Abbiamo deciso all’inizio di puntare su ottimi attori. Inizialmente avevamo perfino pensato di ingaggiare James Stewart per interpretare il tizio che nel paese era padrone del cinema, del ferramenta e e del ristorante, il ruolo che poi è andato a Ben Johnson. Ero un gran fan di Stewart, ma poi ho capito che una star del suo calibro avrebbe reso meno autentico il film e che serviva un vero texano e un cowboy come Johnson. Che poi per la sua interpretazione ha vinto l’oscar.

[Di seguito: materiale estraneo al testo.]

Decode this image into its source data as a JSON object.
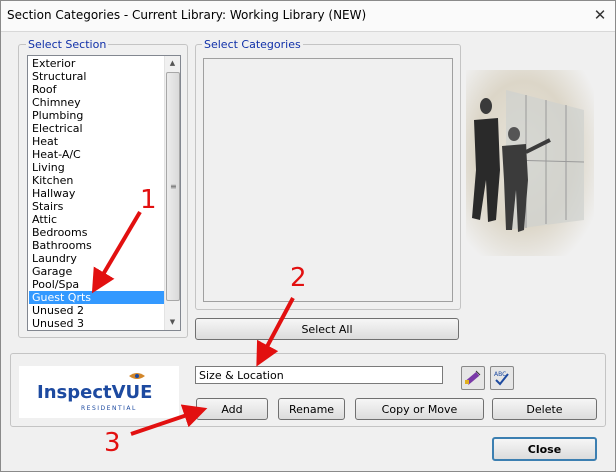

Come mai in bianco e nero?
Ne stavo parlando con Orson Welles e gli avevo chiesto come avrei potuto ottenere la stessa profondità di campo che c’era in Quarto Potere. Lui mi rispose «Col colore non l’avrai mai». Ma i film sono cambiati, dissi io, oggi sono più veloci…e lui insisteva «non l’avrai mai col colore»; lo disse due volte. E poi aggiunse: «Lo sai cosa dico del bianco e nero? Che è il migliore amico degli attori perché ogni performance pare migliore».
A proposito di cambiamenti, considera importante che un film venga visto sul grande schermo?
Molto importante. Se non lo vedi al cinema perdi anche l’esperienza di vederlo assieme ad un pubblico e questo per me è deprimente – soprattutto per quanto riguarda le commedie. Non c’è niente di meglio che ridere assieme a tanta gente. Ricordo che la prima di What’s Up Doc fu a Ny, al Radio City Music Hall che è la sala più grande del paese con 6500 posti. Le risate scuotevano letteralmente l’edificio. Ricordo di aver parlato in quei giorni con Cary Grant. «Il mio ultimo film apre a Radio City», gli dissi. E lui (imita l’accento di Grant, ndr.) «Bene anch’io ne ho aperte un paio laggiù..ti consiglio di metterti all’ultima fila – quando ridono 6500 persone è un toccasana» Aveva ragione!
Il futuro del cinema?
Non so. Si producono molti buoni film e molti non così buoni – come è sempre stato, non credo oggi sia differente. Ciò che è venuto prima ti aiuta ad andare avanti. Educarti su ciò che ti ha preceduto è sempre prezioso. Quindi evviva il buon cinema!